12. Drink less beer. Hard, but the potential is there
13. Drink more whiskey. Definite improvement, drank 3 brands this last month
14. See Arsenal play at their new stadium. Not sure I want to on their current form...

Nice little earner
1. More intensive work on the school. Definite improvement
2. Quit Corridor Land (depends a bit on the school and other things). Definite potential
3. Con Corridor Land into giving me a pay rise before I quit. Still waiting
4. Check out options abroad (destinations as yet unnamed). Checking...
5. Save more of my teaching cash. Saving...

Bloggyness
1. Redesign anglosaxy. Nyet...but I might just be working on something...
2. Keep anglosaxy going, whatever path I take this year.
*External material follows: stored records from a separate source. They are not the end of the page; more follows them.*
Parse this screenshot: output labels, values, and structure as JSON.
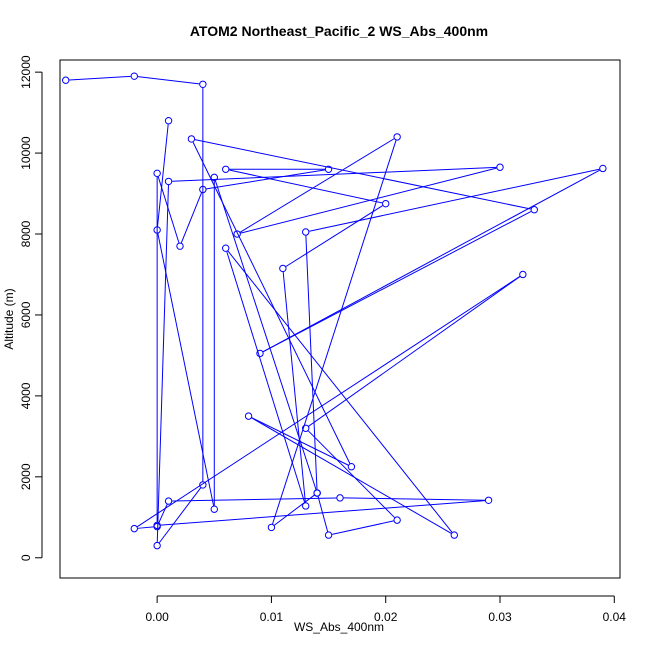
{
  "chart_data": {
    "type": "line",
    "title": "ATOM2 Northeast_Pacific_2 WS_Abs_400nm",
    "xlabel": "WS_Abs_400nm",
    "ylabel": "Altitude (m)",
    "xlim": [
      -0.0085,
      0.0405
    ],
    "ylim": [
      -500,
      12300
    ],
    "x_ticks": [
      0.0,
      0.01,
      0.02,
      0.03,
      0.04
    ],
    "x_tick_labels": [
      "0.00",
      "0.01",
      "0.02",
      "0.03",
      "0.04"
    ],
    "y_ticks": [
      0,
      2000,
      4000,
      6000,
      8000,
      10000,
      12000
    ],
    "y_tick_labels": [
      "0",
      "2000",
      "4000",
      "6000",
      "8000",
      "10000",
      "12000"
    ],
    "grid": false,
    "legend": "none",
    "color": "#0000ff",
    "series": [
      {
        "points": [
          [
            -0.008,
            11800
          ],
          [
            -0.002,
            11900
          ],
          [
            0.004,
            11700
          ],
          [
            0.004,
            1800
          ],
          [
            0.0,
            300
          ],
          [
            0.001,
            9300
          ],
          [
            0.03,
            9650
          ],
          [
            0.007,
            8000
          ],
          [
            0.021,
            10400
          ],
          [
            0.01,
            750
          ],
          [
            0.014,
            1600
          ],
          [
            0.013,
            8050
          ],
          [
            0.039,
            9620
          ],
          [
            0.009,
            5050
          ],
          [
            0.033,
            8600
          ],
          [
            0.003,
            10350
          ],
          [
            0.017,
            2250
          ],
          [
            0.008,
            3500
          ],
          [
            0.026,
            560
          ],
          [
            0.006,
            7650
          ],
          [
            0.013,
            1280
          ],
          [
            0.011,
            7150
          ],
          [
            0.02,
            8750
          ],
          [
            0.006,
            9600
          ],
          [
            0.015,
            9600
          ],
          [
            0.004,
            9100
          ],
          [
            0.002,
            7700
          ],
          [
            0.0,
            9500
          ],
          [
            0.0,
            800
          ],
          [
            0.029,
            1420
          ],
          [
            0.016,
            1480
          ],
          [
            0.001,
            1400
          ],
          [
            0.0,
            770
          ],
          [
            -0.002,
            720
          ],
          [
            0.032,
            7000
          ],
          [
            0.013,
            3200
          ],
          [
            0.021,
            930
          ],
          [
            0.015,
            560
          ],
          [
            0.014,
            1600
          ],
          [
            0.005,
            9400
          ],
          [
            0.005,
            1200
          ],
          [
            0.0,
            8100
          ],
          [
            0.001,
            10800
          ]
        ]
      }
    ]
  }
}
Still going...
3. More decent writing, more serious pieces (some of you already know where to look for this). Nyet
4. Post more interesting pics (using my new camera, see above). Coming soon
5. Online photo portfolio (photoblog?). Working on something

Wednesday, February 01, 2006

Corridor update

Well, I signed the contract in the end because they agreed not to deduct the half-hour lunchbreak (if I don't take a lunchbreak). But don't tell everyone coz this little perk is only for me and another non full-time worker. Apparently everything they are doing is legally OK, though as my accountant put it, very ungentlemanly. I'm still waiting for the salary review, and still unsure how I will respond to the impending 0% bonus. Even though I don't give a shite about this place, not sure if my pride can take many more 0% reviews...especially with the school starting to move in the right direction (5 newbies this last week).

The time clock itself kicks in today, and ain't it appropriate that to log in to the system we have to press F1 on the clock. Help!